Dáil debates

Wednesday, 3 December 2014

Social Welfare Bill 2014: Report Stage (Resumed)

 

3:15 pm

Photo of Joan BurtonJoan Burton (Dublin West, Labour) | Oireachtas source

Let me take the Deputy through the changes I am happy to have been able to make in the budget. People quoted from the ESRI. The deliberate political choices the Government made to protect and maintain primary social welfare rates were not followed in other bail-out countries, some of which Deputies suggested Ireland should follow. The ESRI, among others, has acknowledged this and pointed out that, unlike in other countries, income inequality in Ireland has fallen in recent years, largely because of the overall maintenance of the social welfare system. These are not my findings, but those of the ESRI. There must be a little reflection on the true facts.

On the restoration of payments in the budget for 2015, I am very pleased to be in a position to recommence the partial payment of the Christmas bonus. This started last week, is ongoing this week and will continue next week. The Christmas bonus was abolished in 2009 by the previous Government and a bonus of 25% is being paid this week to all long-term social welfare recipients including pensioners, people with disabilities, carers, long-term jobseekers and lone parents. It will be paid to more than 1.2 million people. I am happy to be able to provide for it as a start. The reintroduction of the bonus, albeit on a partial basis, and the other welfare measures announced in the budget, are real indicators of a social dividend in respect of the economic recovery and the numbers of people back in work, which makes this possible. The intention of the Government, and me as leader of the Labour Party, is to ensure the recovery is felt by all, including the people in work who pay the taxes. I look after social welfare not just for those on social welfare but for those in work who pay a lot of tax in different ways.

Child benefit will increase by €5 from January and will benefit more than 611,000 households with children. It will help all families with children and will have an additional benefit for unemployed families in that it is work-neutral and is retained in full whether a family is in or out of work. I am happy that people who were formerly self-employed but whose businesses have died and crashed as a result of the great recession also benefit from it. The new back-to-work family dividend will commence next year and will be available to people returning to employment or self-employment for the transitional first two years. A person who has three children will retain €90 of his or her social welfare payment per week during the first year in which he or she returns to work and 50% of that in the second year. I want to send a clear message, particularly to unemployed construction workers, many of whom are self-employed due to the way the construction industry has been operating for the past decade, that they can avail of this, as well as family income supplement, FIS.

FIS is one of the areas for which I increased resourcing very significantly in the budget both for this year and next year. I will increase the amounts paid by very significant amounts and overhaul the ease with which people can apply for and get it and improve the IT platforms.

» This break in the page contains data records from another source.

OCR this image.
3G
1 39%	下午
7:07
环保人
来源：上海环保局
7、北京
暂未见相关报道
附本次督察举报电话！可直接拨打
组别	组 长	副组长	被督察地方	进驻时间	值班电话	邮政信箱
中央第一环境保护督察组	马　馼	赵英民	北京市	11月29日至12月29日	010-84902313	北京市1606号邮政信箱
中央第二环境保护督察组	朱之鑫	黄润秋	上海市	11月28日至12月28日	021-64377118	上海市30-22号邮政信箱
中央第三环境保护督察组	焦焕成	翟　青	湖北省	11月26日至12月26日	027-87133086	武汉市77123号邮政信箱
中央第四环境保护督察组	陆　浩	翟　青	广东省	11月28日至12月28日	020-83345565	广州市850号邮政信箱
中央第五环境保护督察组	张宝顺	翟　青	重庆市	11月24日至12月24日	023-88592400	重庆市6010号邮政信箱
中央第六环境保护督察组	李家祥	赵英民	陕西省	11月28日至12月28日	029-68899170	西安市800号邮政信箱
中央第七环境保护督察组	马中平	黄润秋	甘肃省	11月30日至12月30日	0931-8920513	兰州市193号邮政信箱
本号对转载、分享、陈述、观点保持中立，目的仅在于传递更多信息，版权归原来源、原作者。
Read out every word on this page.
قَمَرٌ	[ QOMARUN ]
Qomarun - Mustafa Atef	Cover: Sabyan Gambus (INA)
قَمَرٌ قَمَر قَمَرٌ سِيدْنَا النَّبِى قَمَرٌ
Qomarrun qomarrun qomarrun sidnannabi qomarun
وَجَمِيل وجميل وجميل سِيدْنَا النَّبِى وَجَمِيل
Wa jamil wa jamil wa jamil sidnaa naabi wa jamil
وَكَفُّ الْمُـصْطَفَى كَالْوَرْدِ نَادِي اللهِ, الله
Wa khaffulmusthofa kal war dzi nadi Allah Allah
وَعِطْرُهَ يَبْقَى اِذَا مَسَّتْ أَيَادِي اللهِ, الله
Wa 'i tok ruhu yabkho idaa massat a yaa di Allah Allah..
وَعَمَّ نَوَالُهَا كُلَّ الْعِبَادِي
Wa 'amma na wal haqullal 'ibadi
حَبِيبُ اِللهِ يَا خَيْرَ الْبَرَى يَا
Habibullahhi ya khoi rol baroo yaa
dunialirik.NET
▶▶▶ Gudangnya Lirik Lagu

There will also be an increase in the living alone allowance of €1.30 per week, bringing the rate to €9 per week for people living on their own. As Deputies will know, that will mainly benefit pensioners and people on a disability payment living on their own.

The Independents in the House, a number of whom are present, put forward what I said was a very good motion last week on having a focus on budgetary impacts. I do not know if Deputy Boyd Barrett or Deputy Collins recalls that the first part of that motion praised the Department of Social Protection. I do not know if Deputy Shortall had an opportunity to read the motion, but I think she voted for it. It praised the Department of Social Protection for the amount of social impact analysis we do and suggested that other Departments should do the same level of social impact analysis. On behalf of the staff of the Department I was very happy to thank the Independents for that motion and for their recognition of the work the Department does with regard to social analysis.

Should the Deputy care to look at the Department's website, she will find our social impact analysis there in full. The Deputy seemed to doubt that detailed social impact studies had been done by the Department. They are done regularly by the Department and published in full. They cannot be published in full prior to the budget because the various budget rates, as the Deputy will know as a former member of the Government, are not confirmed until the day of the budget when the Minister for Finance stands up in the House. If the Deputy wishes I will send her copies of it.

The social inclusion division of my Department, which is recognised nationally and internationally for its analysis work, is the staff of the Combat Poverty Agency. When I became a Minister I was delighted to take these people, who have enormous experience and expertise with regard to poverty measurement, into the Department of Social Protection.